[petsc-dev] broken builds

Barry Smith bsmith at mcs.anl.gov
Tue Aug 30 16:02:44 CDT 2011


  Jed has the confidence of youth, that he can add all these features without creating a Frankenstein monster that swallows up all our time and energy.


--download-package has one purpose. Get the requested tarball, configure the package, compile the package and move the results to the appropriate place.  These are all appropriate for a ONE TIME install of a package  where that same source code or compiled stuff is not intended to be used in the future under different circumstances. 
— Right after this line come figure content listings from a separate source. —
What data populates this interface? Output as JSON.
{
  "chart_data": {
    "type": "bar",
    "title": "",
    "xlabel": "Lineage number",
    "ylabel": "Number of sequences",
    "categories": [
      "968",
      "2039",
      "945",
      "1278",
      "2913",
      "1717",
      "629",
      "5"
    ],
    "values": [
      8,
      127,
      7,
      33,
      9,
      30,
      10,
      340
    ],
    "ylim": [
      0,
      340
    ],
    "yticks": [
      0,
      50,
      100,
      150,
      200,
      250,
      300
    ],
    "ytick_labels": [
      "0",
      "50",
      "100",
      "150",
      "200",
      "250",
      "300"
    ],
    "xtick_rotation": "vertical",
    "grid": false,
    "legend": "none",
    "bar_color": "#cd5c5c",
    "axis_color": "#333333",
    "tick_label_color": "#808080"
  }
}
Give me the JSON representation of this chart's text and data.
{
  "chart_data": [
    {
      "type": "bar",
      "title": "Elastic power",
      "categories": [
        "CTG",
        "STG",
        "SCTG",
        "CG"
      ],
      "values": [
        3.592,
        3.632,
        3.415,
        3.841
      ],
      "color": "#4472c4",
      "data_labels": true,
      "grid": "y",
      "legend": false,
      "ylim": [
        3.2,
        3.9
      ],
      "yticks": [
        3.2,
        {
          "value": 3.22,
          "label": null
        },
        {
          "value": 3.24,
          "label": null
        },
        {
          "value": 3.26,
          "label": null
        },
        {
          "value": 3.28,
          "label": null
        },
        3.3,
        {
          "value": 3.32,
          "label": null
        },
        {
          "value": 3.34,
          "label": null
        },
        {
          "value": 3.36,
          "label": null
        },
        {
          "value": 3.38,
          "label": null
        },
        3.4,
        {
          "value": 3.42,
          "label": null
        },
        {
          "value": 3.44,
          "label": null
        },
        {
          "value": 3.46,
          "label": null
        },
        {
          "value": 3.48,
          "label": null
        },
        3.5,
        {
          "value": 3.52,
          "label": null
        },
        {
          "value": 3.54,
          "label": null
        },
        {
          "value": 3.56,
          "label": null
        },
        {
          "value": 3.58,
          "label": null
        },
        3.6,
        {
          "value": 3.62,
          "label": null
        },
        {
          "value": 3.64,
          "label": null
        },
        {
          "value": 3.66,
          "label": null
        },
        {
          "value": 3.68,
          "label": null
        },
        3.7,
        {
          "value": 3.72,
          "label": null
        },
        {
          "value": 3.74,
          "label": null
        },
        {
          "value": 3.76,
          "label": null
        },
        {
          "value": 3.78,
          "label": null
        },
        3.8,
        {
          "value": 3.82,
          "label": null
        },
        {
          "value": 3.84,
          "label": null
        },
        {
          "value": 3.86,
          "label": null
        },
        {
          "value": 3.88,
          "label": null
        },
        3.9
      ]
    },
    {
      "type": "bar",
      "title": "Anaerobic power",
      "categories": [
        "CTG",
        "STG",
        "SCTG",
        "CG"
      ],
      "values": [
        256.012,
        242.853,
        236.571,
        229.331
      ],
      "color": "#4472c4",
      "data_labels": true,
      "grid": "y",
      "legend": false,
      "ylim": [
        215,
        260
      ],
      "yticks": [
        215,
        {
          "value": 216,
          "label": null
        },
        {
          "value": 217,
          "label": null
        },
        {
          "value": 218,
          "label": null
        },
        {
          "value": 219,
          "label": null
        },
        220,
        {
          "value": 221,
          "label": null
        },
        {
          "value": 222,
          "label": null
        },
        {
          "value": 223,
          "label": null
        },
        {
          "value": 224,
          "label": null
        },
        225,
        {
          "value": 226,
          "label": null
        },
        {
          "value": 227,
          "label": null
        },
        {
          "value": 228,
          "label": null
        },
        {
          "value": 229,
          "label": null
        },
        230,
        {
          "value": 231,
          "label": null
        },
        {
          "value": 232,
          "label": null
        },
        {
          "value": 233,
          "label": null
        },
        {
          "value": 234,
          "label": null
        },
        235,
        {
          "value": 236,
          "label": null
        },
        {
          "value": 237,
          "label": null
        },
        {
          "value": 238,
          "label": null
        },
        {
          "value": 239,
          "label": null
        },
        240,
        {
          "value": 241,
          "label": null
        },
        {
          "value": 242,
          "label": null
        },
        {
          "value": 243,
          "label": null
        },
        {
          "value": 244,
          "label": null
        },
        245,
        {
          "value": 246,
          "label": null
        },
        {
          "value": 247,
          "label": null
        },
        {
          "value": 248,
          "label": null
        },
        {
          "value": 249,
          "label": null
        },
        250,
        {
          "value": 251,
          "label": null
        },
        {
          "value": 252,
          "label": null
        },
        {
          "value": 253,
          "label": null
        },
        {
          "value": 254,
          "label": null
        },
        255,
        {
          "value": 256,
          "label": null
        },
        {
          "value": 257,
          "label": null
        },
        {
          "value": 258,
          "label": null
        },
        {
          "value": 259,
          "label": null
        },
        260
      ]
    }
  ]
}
To save people's (mostly PETSc developers) (waiting around)  time we added two very limited features

1) not get a new copy of the tarball from the website each time
2) not recompile the libraries if no configure options have changed

both of these additions are very fragile. Jed seems hell-bent on making these two features less fragile by turning this code into a more feature rich package system. I am not sure this is a good use of our resources perhaps the better approach is to turn off limited features 1 and 2 in release tarballs to prevent average joes from shooting themselves in the foot but allow developers the faster reconfigure times.  I don't see any business model where it would make sense for us to try to turn the --download feature into a fully robust package model. Just a big time sink and the only reward is the developers don't need to worry about using rm once in a while.


   Barry





On Aug 30, 2011, at 3:34 PM, Matthew Knepley wrote:

> On Tue, Aug 30, 2011 at 8:30 PM, Jed Brown <jedbrown at mcs.anl.gov> wrote:
> On Tue, Aug 30, 2011 at 15:25, Matthew Knepley <knepley at gmail.com> wrote:
> How exactly would we keep track of that? Go and look to see what kind of crazy shit was generated by the 'make install' in SuperLU?
> 
> Install it to a temporary directory and compute the manifest on that. 
> 
> http://aur.archlinux.org/packages/su/superlu/PKGBUILD
> 
> Most packages support DESTDIR which makes it simpler.
> 
> Which breaks things that bake in the install directory name. And some packages have a workaround
> and some don't, which is again a less than robust way to operate and I think will create more headaches
> than it solves.
> 
>    Matt
> 
> -- 
> What most experimenters take for granted before they begin their experiments is infinitely more interesting than any results to which their experiments lead.